Part of the reason for not shelling out the national average is due to my kids already having the big ticket items other parents are now buying. They have smartphones and calculators. My older son has a laptop for college, and my younger son benefits from the MacBook he gets from the school district for the year.

While Deloitte reports only a slight uptick in overall spending from 2018, when parents forked over $510 per student, spending on electronics and gadgets like mobile phones and tablets jumped 29%, or an additional $800 million, since last year. Parents who buy electronics are spending an average of $305 per student on them, according to Deloitte. This makes up for personal computer spending for back to school, which is down 49% from last year.

Another big spend category is clothing and accessories, which racks up a combined $15 billion for kids going back to school, Deloitte says. This is a need that impacts almost every family, with 97% of back to school shoppers buying clothes or accessories.

I guess I’m not alone in looking for a bargain when shopping. Deloitte notes that sales and discounts are the top two considerations when parents are deciding where to shop. Our family is also in good company when it comes to who drives the purchasing decisions for school items. Kids are responsible for influencing about 70% of purchases, with students having the most say on clothing and accessories.

On the volunteering side, Deloitte points out that three in 10 shoppers plan to donate an average of $50 for school supplies for others.

If, like me, you think the spending on back to school items seems excessive, then spending per college student might cause even more sticker shock.
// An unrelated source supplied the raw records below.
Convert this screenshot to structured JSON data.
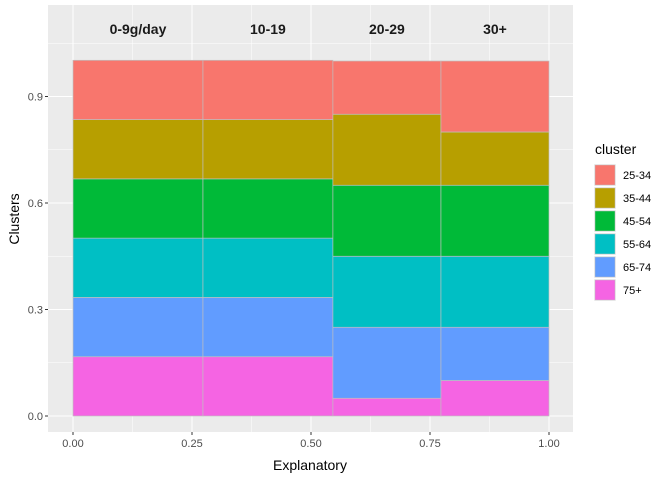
{
  "chart_data": {
    "type": "bar",
    "subtype": "mosaic",
    "xlabel": "Explanatory",
    "ylabel": "Clusters",
    "xlim": [
      0,
      1
    ],
    "ylim": [
      0,
      1
    ],
    "x_ticks": [
      "0.00",
      "0.25",
      "0.50",
      "0.75",
      "1.00"
    ],
    "y_ticks": [
      "0.0",
      "0.3",
      "0.6",
      "0.9"
    ],
    "grid": true,
    "legend_title": "cluster",
    "legend_position": "right",
    "categories": [
      "0-9g/day",
      "10-19",
      "20-29",
      "30+"
    ],
    "category_widths": [
      0.273,
      0.273,
      0.227,
      0.227
    ],
    "series": [
      {
        "name": "75+",
        "color": "#F564E3",
        "values": [
          0.167,
          0.167,
          0.05,
          0.1
        ]
      },
      {
        "name": "65-74",
        "color": "#619CFF",
        "values": [
          0.167,
          0.167,
          0.2,
          0.15
        ]
      },
      {
        "name": "55-64",
        "color": "#00BFC4",
        "values": [
          0.167,
          0.167,
          0.2,
          0.2
        ]
      },
      {
        "name": "45-54",
        "color": "#00BA38",
        "values": [
          0.167,
          0.167,
          0.2,
          0.2
        ]
      },
      {
        "name": "35-44",
        "color": "#B79F00",
        "values": [
          0.167,
          0.167,
          0.2,
          0.15
        ]
      },
      {
        "name": "25-34",
        "color": "#F8766D",
        "values": [
          0.167,
          0.167,
          0.15,
          0.2
        ]
      }
    ],
    "legend_order": [
      "25-34",
      "35-44",
      "45-54",
      "55-64",
      "65-74",
      "75+"
    ]
  }
}
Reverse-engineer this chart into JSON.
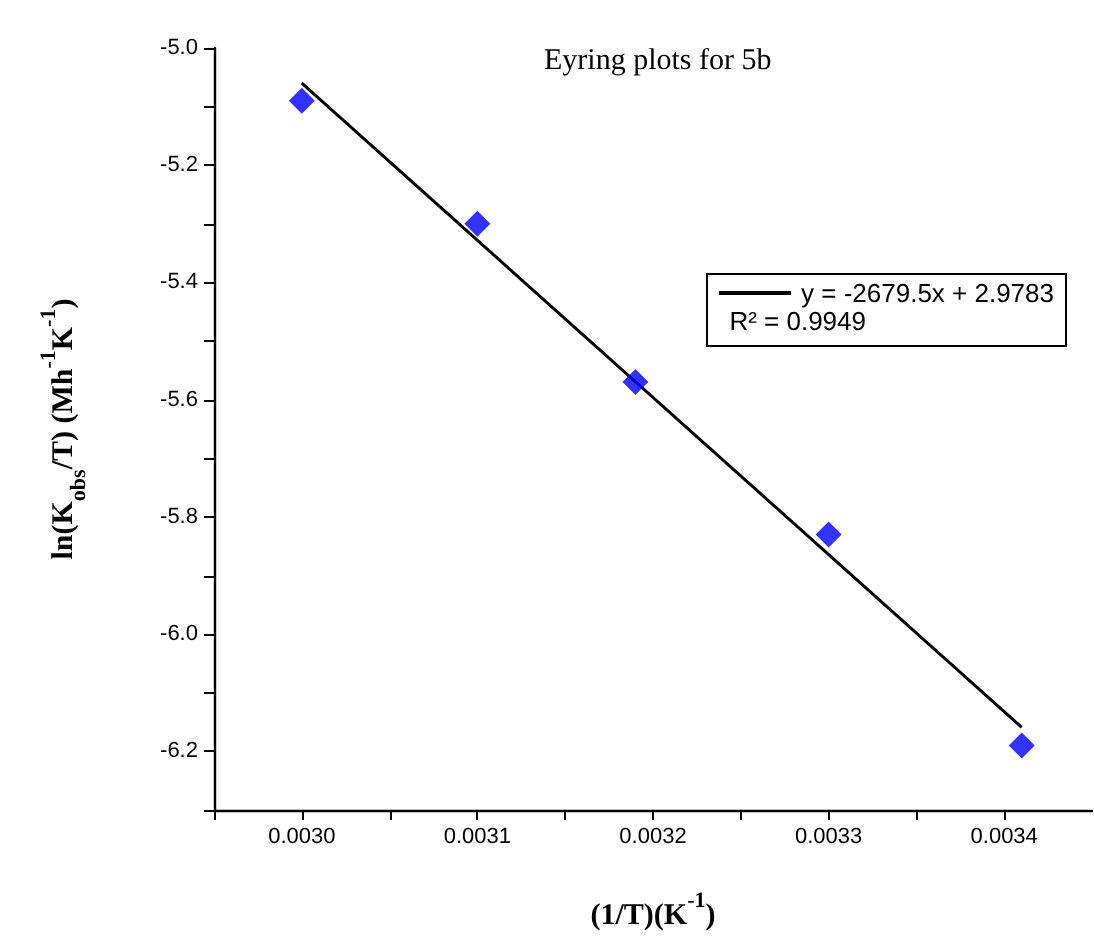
{
  "chart_data": {
    "type": "scatter",
    "title": "Eyring plots for 5b",
    "xlabel": "(1/T)(K$^{-1}$)",
    "ylabel": "ln(K$_{obs}$/T) (Mh$^{-1}$K$^{-1}$)",
    "x": [
      0.003,
      0.0031,
      0.00319,
      0.0033,
      0.00341
    ],
    "series": [
      {
        "color": "#0000ff",
        "marker": "diamond",
        "values": [
          -5.09,
          -5.3,
          -5.57,
          -5.83,
          -6.19
        ]
      },
      {
        "type": "line",
        "name": "y = -2679.5x + 2.9783",
        "color": "#000000",
        "marker": "none",
        "line_style": "solid",
        "x": [
          0.003,
          0.00341
        ],
        "values": [
          -5.06,
          -6.159
        ]
      }
    ],
    "annotations": [
      "R² = 0.9949"
    ],
    "xlim": [
      0.00295,
      0.00345
    ],
    "xticks": [
      {
        "value": 0.00295,
        "label": null
      },
      {
        "value": 0.003,
        "label": "0.0030"
      },
      {
        "value": 0.00305,
        "label": null
      },
      {
        "value": 0.0031,
        "label": "0.0031"
      },
      {
        "value": 0.00315,
        "label": null
      },
      {
        "value": 0.0032,
        "label": "0.0032"
      },
      {
        "value": 0.00325,
        "label": null
      },
      {
        "value": 0.0033,
        "label": "0.0033"
      },
      {
        "value": 0.00335,
        "label": null
      },
      {
        "value": 0.0034,
        "label": "0.0034"
      }
    ],
    "ylim": [
      -6.3,
      -5.0
    ],
    "yticks": [
      {
        "value": -6.3,
        "label": null
      },
      {
        "value": -6.2,
        "label": "-6.2"
      },
      {
        "value": -6.1,
        "label": null
      },
      {
        "value": -6.0,
        "label": "-6.0"
      },
      {
        "value": -5.9,
        "label": null
      },
      {
        "value": -5.8,
        "label": "-5.8"
      },
      {
        "value": -5.7,
        "label": null
      },
      {
        "value": -5.6,
        "label": "-5.6"
      },
      {
        "value": -5.5,
        "label": null
      },
      {
        "value": -5.4,
        "label": "-5.4"
      },
      {
        "value": -5.3,
        "label": null
      },
      {
        "value": -5.2,
        "label": "-5.2"
      },
      {
        "value": -5.1,
        "label": null
      },
      {
        "value": -5.0,
        "label": "-5.0"
      }
    ],
    "grid": false,
    "legend": "top right"
  }
}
Deloitte reports the average back-to-college shopper will spend $1,362 per student. Again, this is substantially higher than what we spent for our college student.

The silver lining in this high-dollar spending is that Deloitte says at least half of annual school-related purchases take place in the weeks right before school starts. That means, theoretically, you won’t spend as much money on school items until this time next year.

Brett Martin is a community columnist who’s been a Shakopee resident for over 15 years.